Even during the most difficult year in the history of the NHS, with particular and high-profile risks and challenges facing our black and ethnic minority staff, NHS organisations have nonetheless been continuing our good work seeking to improve fairness at work for all our colleagues.
We introduced the Workforce Race Equality Standard (WRES) in 2015 to hold a mirror up to the NHS and to spur action in closing the gaps in workplace inequalities between our BME and white staff.
NHS organisations are making genuine progress to improve outcomes for staff from minority groups of HR processes including recruitment and selection, training opportunities, and disciplinary action.
And, over the last four years, the number of very senior managers of BME background has increased by 30 per cent.
The case for workforce equality is a powerful one: not just for our staff but patients too.

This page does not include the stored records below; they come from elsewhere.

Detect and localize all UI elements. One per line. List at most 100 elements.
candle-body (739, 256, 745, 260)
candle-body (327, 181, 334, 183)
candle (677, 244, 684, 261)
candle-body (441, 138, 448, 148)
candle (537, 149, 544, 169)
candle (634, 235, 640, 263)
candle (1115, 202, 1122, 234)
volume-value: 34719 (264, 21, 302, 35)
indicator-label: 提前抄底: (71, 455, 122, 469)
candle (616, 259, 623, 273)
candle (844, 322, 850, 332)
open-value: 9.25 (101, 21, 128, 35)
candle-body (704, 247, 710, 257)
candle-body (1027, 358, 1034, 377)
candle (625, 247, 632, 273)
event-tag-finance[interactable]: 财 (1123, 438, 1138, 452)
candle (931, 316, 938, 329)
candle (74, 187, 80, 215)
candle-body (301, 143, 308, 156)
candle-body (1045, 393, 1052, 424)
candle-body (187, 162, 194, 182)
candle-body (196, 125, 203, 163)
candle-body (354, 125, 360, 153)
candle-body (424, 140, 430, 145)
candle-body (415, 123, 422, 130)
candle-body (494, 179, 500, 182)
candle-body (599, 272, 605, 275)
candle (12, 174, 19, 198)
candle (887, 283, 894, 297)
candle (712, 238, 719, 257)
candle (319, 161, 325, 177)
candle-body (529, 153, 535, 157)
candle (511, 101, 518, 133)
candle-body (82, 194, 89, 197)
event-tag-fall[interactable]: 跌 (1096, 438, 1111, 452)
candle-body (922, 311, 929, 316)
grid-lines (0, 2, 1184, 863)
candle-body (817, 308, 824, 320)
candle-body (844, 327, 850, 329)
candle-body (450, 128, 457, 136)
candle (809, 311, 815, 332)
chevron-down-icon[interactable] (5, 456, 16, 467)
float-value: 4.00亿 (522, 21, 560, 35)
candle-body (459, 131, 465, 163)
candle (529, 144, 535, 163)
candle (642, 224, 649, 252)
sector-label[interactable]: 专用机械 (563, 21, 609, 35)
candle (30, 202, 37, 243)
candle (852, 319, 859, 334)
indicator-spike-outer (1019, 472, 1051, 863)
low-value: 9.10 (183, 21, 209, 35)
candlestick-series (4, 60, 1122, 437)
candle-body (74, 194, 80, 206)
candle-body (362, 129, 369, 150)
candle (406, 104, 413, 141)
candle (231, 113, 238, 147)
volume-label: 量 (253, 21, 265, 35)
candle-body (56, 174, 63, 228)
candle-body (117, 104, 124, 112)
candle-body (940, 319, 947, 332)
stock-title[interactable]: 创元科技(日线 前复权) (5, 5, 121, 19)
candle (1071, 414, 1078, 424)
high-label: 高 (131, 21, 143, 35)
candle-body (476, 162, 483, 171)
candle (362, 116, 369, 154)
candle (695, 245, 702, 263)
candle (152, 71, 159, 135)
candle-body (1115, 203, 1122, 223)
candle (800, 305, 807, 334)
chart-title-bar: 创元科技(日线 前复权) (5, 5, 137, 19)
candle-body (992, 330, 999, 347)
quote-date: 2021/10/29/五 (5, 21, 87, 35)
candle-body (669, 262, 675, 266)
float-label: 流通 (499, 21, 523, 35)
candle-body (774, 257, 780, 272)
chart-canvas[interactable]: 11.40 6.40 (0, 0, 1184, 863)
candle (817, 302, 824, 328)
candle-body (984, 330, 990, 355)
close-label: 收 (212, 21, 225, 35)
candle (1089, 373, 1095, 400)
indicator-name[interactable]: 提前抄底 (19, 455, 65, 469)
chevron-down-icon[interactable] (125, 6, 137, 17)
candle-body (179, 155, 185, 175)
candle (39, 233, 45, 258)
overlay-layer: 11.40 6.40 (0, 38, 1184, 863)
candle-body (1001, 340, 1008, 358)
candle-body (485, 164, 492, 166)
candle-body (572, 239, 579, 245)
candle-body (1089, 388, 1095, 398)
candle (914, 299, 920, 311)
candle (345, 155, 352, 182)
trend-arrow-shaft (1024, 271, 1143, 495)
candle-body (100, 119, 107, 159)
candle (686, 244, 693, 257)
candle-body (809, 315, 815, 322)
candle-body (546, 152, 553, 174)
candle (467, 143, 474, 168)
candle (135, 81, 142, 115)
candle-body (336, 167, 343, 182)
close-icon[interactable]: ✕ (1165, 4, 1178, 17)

The available evidence shows that when staff feel respected and treated fairly, then they perform better, which in the NHS means our patients will receive a better overall experience.
NHS organisations need to take the implementation of the WRES, and the evidence base that underpins it, seriously.
We will also look at how organisations have utilised their approaches to workforce race equality to tackle some of the pertinent workplace issues emerging from covid-19
We now know from WRES data that not doing so is likely to have detrimental impact on outcomes including: staff sickness rates; staff engagement levels; temporary staff spend; Friend and Family Test results, and on Care Quality Commission ratings.
So for patients and colleagues alike, NHS organisations are right to double down on this agenda, and those that are doing well on continuous improvement, are celebrated.
We are delighted to sponsor the first ever workplace race equality award to recognise initiatives which promote race equality and inclusion within the workplace.
Judges will be looking for initiatives which can show tangible results in areas such as reduction of harassment and bullying, disciplinary experiences for BME staff in comparison with white colleagues, clear and evidenced career progression, increased likelihood of BME staff appointed to senior roles, evidence that BME staff believe their employer offers equal opportunities for promotion and improved organisational culture.
We will also look at how organisations have utilised their approaches to workforce race equality to tackle some of the pertinent workplace issues emerging from covid-19. The toll of the virus has been crushing for so many in our communities, including those from BME backgrounds, who have been hit particularly hard by the virus.
Entering for the workplace race equality award is the opportunity for NHS organisations to showcase and honour their hard work and effort on progression race equality in their workplace, so that all staff have the opportunities and experiences that they deserve, and the NHS can deliver the very highest quality of compassionate care.